By now, the fashion police have taken notice that Macy’s has acquired Marshall Field’s, and the buzz around the block seems to be whether Macy’s will rename its new acquisition the way George Foreman named all five of his sons—you know, George Foreman. Twin Citizens probably don’t care one way or the other—most of us still think of that particular store at that particular location as Dayton’s. So we can’t muster a lot of sympathy for the idle Chicagoans resisting change at keepitfields.org.
On the other hand, the torch has finally dropped on one of our favorite local bands, the Olympic Hopefuls. Continuing correspondence with the United States Olympic Committee has resulted in a not-unfriendly caution that the USOC has trademarked the word “olympic,” and even goes so far as to suggest that there are federal laws requiring the committee to enforce the trademark. In other words, meet “the Hopefuls.” We think it’s a shame, and we want to make a stand right now against anyone who wishes to plant their institutional flag on any little dry spot within the borders of Webster’s. In fact, our view is that if the word is in common usage long enough to enter the Concise, then it falls within international waters, and ought to be open to all who wish to travel there. We wonder if the USOC has made special arrangements with the Olympic Penisula in Washington State, or, for that matter, Olympia beer. The Hopefuls are not the first local band to get beat up by the corporate poets; remember when Tilt-A-Whirl became Arcwelder?

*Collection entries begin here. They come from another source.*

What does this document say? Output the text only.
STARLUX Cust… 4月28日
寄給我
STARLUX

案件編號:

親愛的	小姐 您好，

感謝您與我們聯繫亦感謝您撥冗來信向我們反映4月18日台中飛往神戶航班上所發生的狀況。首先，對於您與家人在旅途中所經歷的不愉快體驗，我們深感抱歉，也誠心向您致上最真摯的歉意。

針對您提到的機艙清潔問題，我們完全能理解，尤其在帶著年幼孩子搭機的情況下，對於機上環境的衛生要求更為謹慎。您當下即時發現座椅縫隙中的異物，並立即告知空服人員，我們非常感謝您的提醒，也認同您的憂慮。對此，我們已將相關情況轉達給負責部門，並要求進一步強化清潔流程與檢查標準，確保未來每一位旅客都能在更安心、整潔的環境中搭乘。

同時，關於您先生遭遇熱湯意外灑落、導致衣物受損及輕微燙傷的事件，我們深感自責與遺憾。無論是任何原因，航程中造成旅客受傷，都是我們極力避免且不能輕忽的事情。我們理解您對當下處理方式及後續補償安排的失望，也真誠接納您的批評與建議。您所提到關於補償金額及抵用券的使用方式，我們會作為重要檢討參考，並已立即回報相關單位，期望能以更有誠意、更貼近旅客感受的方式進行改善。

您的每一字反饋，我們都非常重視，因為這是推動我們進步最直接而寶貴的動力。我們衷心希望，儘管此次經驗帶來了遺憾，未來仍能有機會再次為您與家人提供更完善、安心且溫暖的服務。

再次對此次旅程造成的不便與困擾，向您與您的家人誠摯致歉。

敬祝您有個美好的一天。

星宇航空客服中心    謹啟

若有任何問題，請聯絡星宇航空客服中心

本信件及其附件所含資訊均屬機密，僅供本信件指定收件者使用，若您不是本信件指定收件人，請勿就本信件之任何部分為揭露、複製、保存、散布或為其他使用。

If the tradeoff is more companies making up strange names that appear in no dictionary, the better to protect their legal and business interests, then fine. Frankly, we don’t foresee a sudden run-up in the stock of “Lucent” among poets and novelists, and we pledge never to use that word when another will do as well. Though we have taken note of how some of the world’s best-established brands become effective shortcuts in description (“Rollerblades”—an excellent word), other nonsense neologisms are headed for a richly deserved instant oblivion. May they rest in a deep, dark hole capped by a little ® manhole cover.